I love this little course, and we can do a switcharoo with all the parts. I have Gem's ball we bounce, set tarps with water on them, colored cones, a "wall of bags" since it is usually windy here and none of the horses care anymore about bags of any kind. A square of logs that I do different thngs in such as, fill it with cans, soft balls, milk jugs etc to get them used to walking on things, our little highway is there made out of belting, then there are the hula hoops, balloons, cap gun, a back massager, and any and everything you can think of that is safe that we put in there to try. The minis seem to really like the variety each time. Great for desensitizing to anything. I also have the mailbox, with a pallet in front since Gem is so little, they push the flag down and open the front to get a treat. I also have spook control CD's for sounds, and lots of different party things to make noise, noodle squeeze, fan with ribbon, and lots of things to drag around.


----------



## Sixstardanes (Jun 23, 2011)

Very cool!


----------



## LittleRibbie (Jun 23, 2011)

That is the greatest play ground/learning center I have ever seen. Really clever and great stimuli for you horses.

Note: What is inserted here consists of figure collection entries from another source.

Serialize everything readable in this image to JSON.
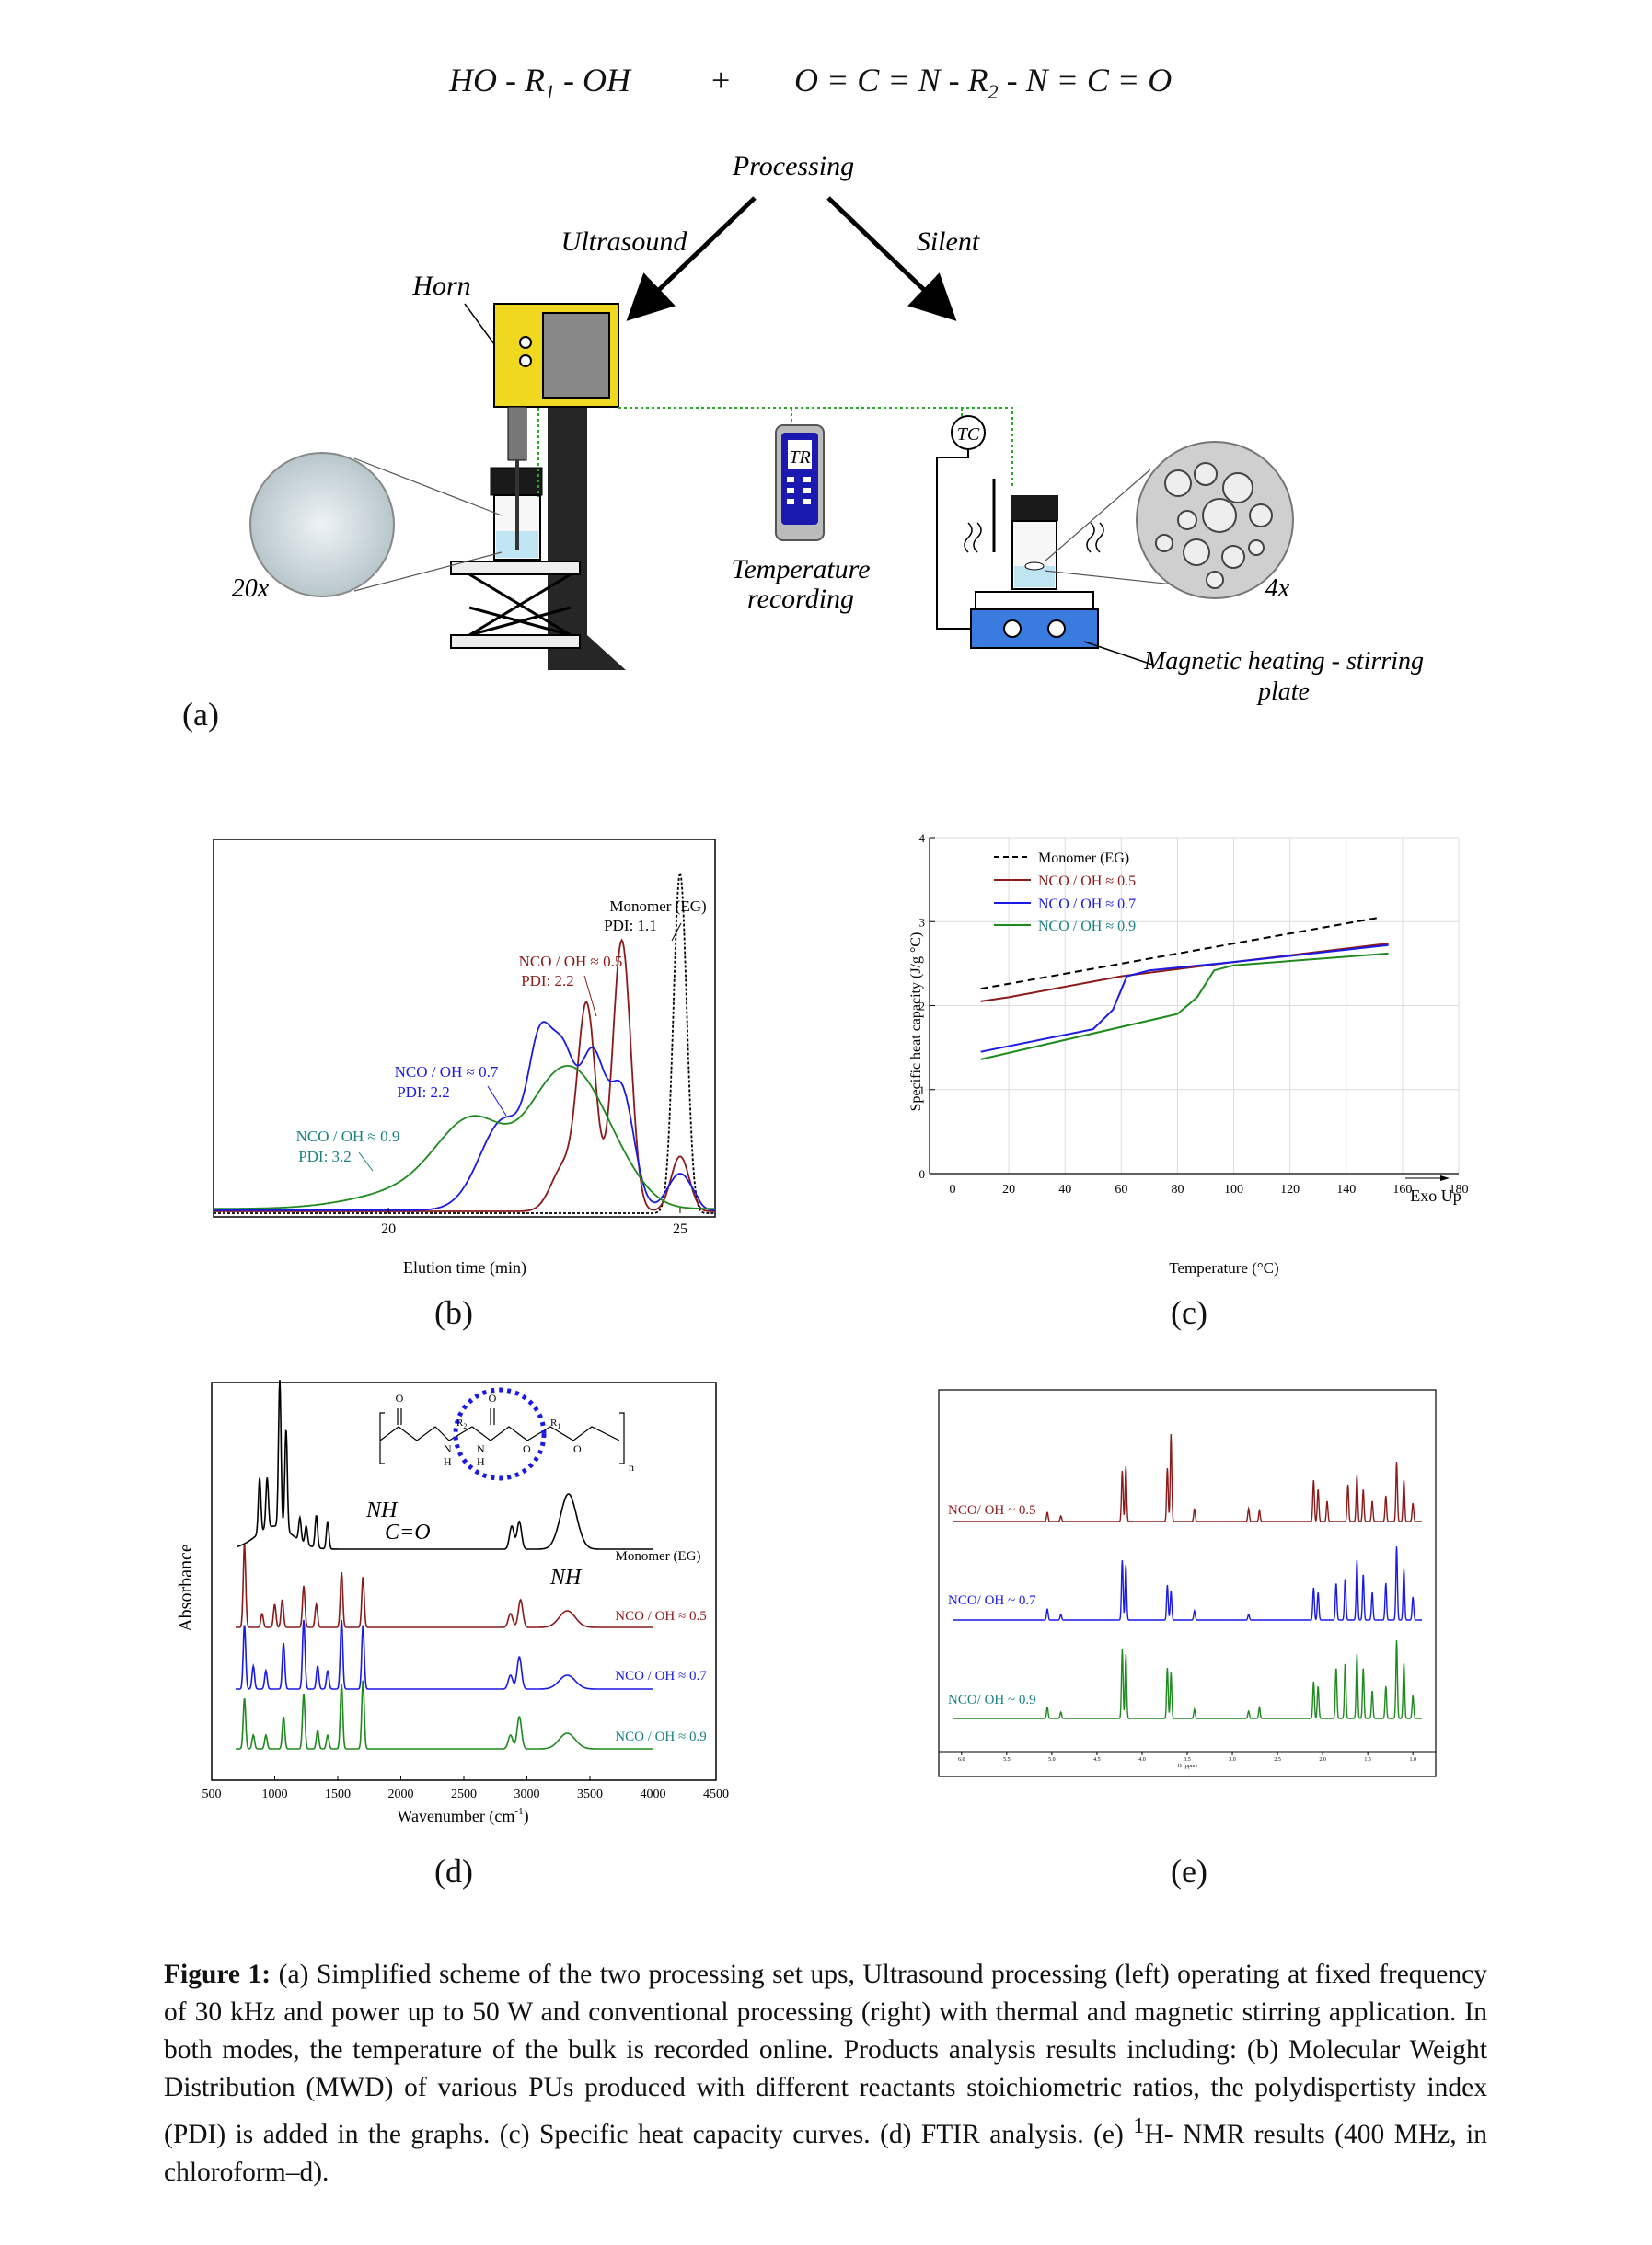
{
  "reaction": {
    "diol": "HO - R1 - OH",
    "plus": "+",
    "diisocyanate": "O = C = N - R2 - N = C = O"
  },
  "scheme": {
    "processing": "Processing",
    "ultrasound": "Ultrasound",
    "silent": "Silent",
    "horn": "Horn",
    "tr": "TR",
    "tc": "TC",
    "temperature_recording_line1": "Temperature",
    "temperature_recording_line2": "recording",
    "mag_1": "Magnetic heating - stirring",
    "mag_2": "plate",
    "zoom_left": "20x",
    "zoom_right": "4x",
    "panel": "(a)"
  },
  "panels": {
    "b": "(b)",
    "c": "(c)",
    "d": "(d)",
    "e": "(e)"
  },
  "colors": {
    "red": "#8b1a1a",
    "blue": "#1a1ae6",
    "green": "#1e8a1e",
    "teal": "#1a8080",
    "black": "#000000",
    "yellow": "#f0d820"
  },
  "chart_data": [
    {
      "id": "b",
      "type": "line",
      "xlabel": "Elution time (min)",
      "xlim": [
        17,
        25.6
      ],
      "ylim": [
        0,
        1
      ],
      "xticks": [
        "20",
        "25"
      ],
      "series": [
        {
          "name": "Monomer (EG)",
          "pdi": "PDI: 1.1",
          "peaks": [
            [
              25.0,
              0.93
            ]
          ]
        },
        {
          "name": "NCO / OH ≈ 0.5",
          "pdi": "PDI: 2.2",
          "peaks": [
            [
              23.4,
              0.55
            ],
            [
              24.0,
              0.74
            ],
            [
              25.0,
              0.15
            ]
          ]
        },
        {
          "name": "NCO / OH ≈ 0.7",
          "pdi": "PDI: 2.2",
          "peaks": [
            [
              22.6,
              0.35
            ],
            [
              23.0,
              0.38
            ],
            [
              23.5,
              0.4
            ],
            [
              24.0,
              0.32
            ],
            [
              25.0,
              0.1
            ]
          ]
        },
        {
          "name": "NCO / OH ≈ 0.9",
          "pdi": "PDI: 3.2",
          "peaks": [
            [
              21.5,
              0.22
            ],
            [
              22.7,
              0.2
            ],
            [
              23.2,
              0.17
            ],
            [
              23.5,
              0.12
            ],
            [
              24.0,
              0.08
            ]
          ]
        }
      ]
    },
    {
      "id": "c",
      "type": "line",
      "xlabel": "Temperature (°C)",
      "ylabel": "Specific heat capacity (J/g °C)",
      "xlim": [
        0,
        180
      ],
      "ylim": [
        0,
        4
      ],
      "xticks": [
        "0",
        "20",
        "40",
        "60",
        "80",
        "100",
        "120",
        "140",
        "160",
        "180"
      ],
      "yticks": [
        "0",
        "1",
        "2",
        "3",
        "4"
      ],
      "annotation": "Exo Up",
      "series": [
        {
          "name": "Monomer (EG)",
          "x": [
            10,
            152
          ],
          "y": [
            2.2,
            3.05
          ]
        },
        {
          "name": "NCO / OH ≈ 0.5",
          "x": [
            10,
            20,
            60,
            100,
            155
          ],
          "y": [
            2.05,
            2.1,
            2.35,
            2.52,
            2.74
          ]
        },
        {
          "name": "NCO / OH ≈ 0.7",
          "x": [
            10,
            50,
            57,
            62,
            70,
            100,
            155
          ],
          "y": [
            1.45,
            1.72,
            1.95,
            2.35,
            2.42,
            2.52,
            2.72
          ]
        },
        {
          "name": "NCO / OH ≈ 0.9",
          "x": [
            10,
            80,
            87,
            93,
            100,
            155
          ],
          "y": [
            1.36,
            1.9,
            2.1,
            2.42,
            2.48,
            2.62
          ]
        }
      ]
    },
    {
      "id": "d",
      "type": "line",
      "xlabel": "Wavenumber (cm-1)",
      "ylabel": "Absorbance",
      "xlim": [
        500,
        4500
      ],
      "xticks": [
        "500",
        "1000",
        "1500",
        "2000",
        "2500",
        "3000",
        "3500",
        "4000",
        "4500"
      ],
      "annotations": [
        "NH",
        "C=O",
        "NH"
      ],
      "series": [
        {
          "name": "Monomer (EG)"
        },
        {
          "name": "NCO / OH ≈ 0.5"
        },
        {
          "name": "NCO / OH ≈ 0.7"
        },
        {
          "name": "NCO / OH ≈ 0.9"
        }
      ]
    },
    {
      "id": "e",
      "type": "line",
      "xlabel": "f1 (ppm)",
      "xticks": [
        "6.0",
        "5.5",
        "5.0",
        "4.5",
        "4.0",
        "3.5",
        "3.0",
        "2.5",
        "2.0",
        "1.5",
        "1.0"
      ],
      "series": [
        {
          "name": "NCO/ OH ~ 0.5"
        },
        {
          "name": "NCO/ OH ~ 0.7"
        },
        {
          "name": "NCO/ OH ~ 0.9"
        }
      ]
    }
  ],
  "caption": {
    "label": "Figure 1:",
    "text1": " (a) Simplified scheme of the two processing set ups, Ultrasound processing (left) operating at fixed frequency of 30 kHz and power up to 50 W and conventional processing (right) with thermal and magnetic stirring application. In both modes, the temperature of the bulk is recorded online. Products analysis results including: (b) Molecular Weight Distribution (MWD) of various PUs produced with different reactants stoichiometric ratios, the polydispertisty index (PDI) is added in the graphs.  (c) Specific heat capacity curves.  (d) FTIR analysis. (e) ",
    "sup": "1",
    "text2": "H- NMR results (400 MHz, in chloroform–d)."
  }
}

I even noticed that you have a fan w/ribbons to blow from it...really really creative!! You should be out designing trail classes for shows!!


----------



## Marsha Cassada (Jun 24, 2011)

That is a cool obstacle course. I love the mailbox idea.


----------



## My2Minis (Jun 24, 2011)

That is so cool! I wish I could bring my minis to play in it. I love your mailbox idea, too.


----------



## targetsmom (Jun 24, 2011)

Love it!!! Very creative and useful.


----------



## mrsj (Jun 25, 2011)

Wow, that is fantastic, you've thought of everything!


----------



## barnbum (Jun 25, 2011)

Awesome!!!


----------



## AnnaC (Jun 25, 2011)

Brilliant - and obiously great fun!








Anna


----------



## rubyviewminis (Jun 25, 2011)

Thank you so much, but I must credit my husband for most of the work. I took ideas from all kinds of things that other people have done over the years. We have lots of fun desensitizing.


----------



## O So (Jun 25, 2011)

I sold my pool to make room for an arena. ( I'm on very limited space) I was going to give all my pool toys to my neighbor. Not anymore! LOL I am keeping all the foam things to make some obstacles like yours! That is so ingenious!! I love all the colors and the designs of them. Bravo!!! Also, thanks for a great idea! Pool toys go on sale toward the end of summer, I will be watching for good sales now!





Awesome job!!!


----------



## lucky lodge (Jun 27, 2011)

what a fantastic idea your horses must be bombproof


----------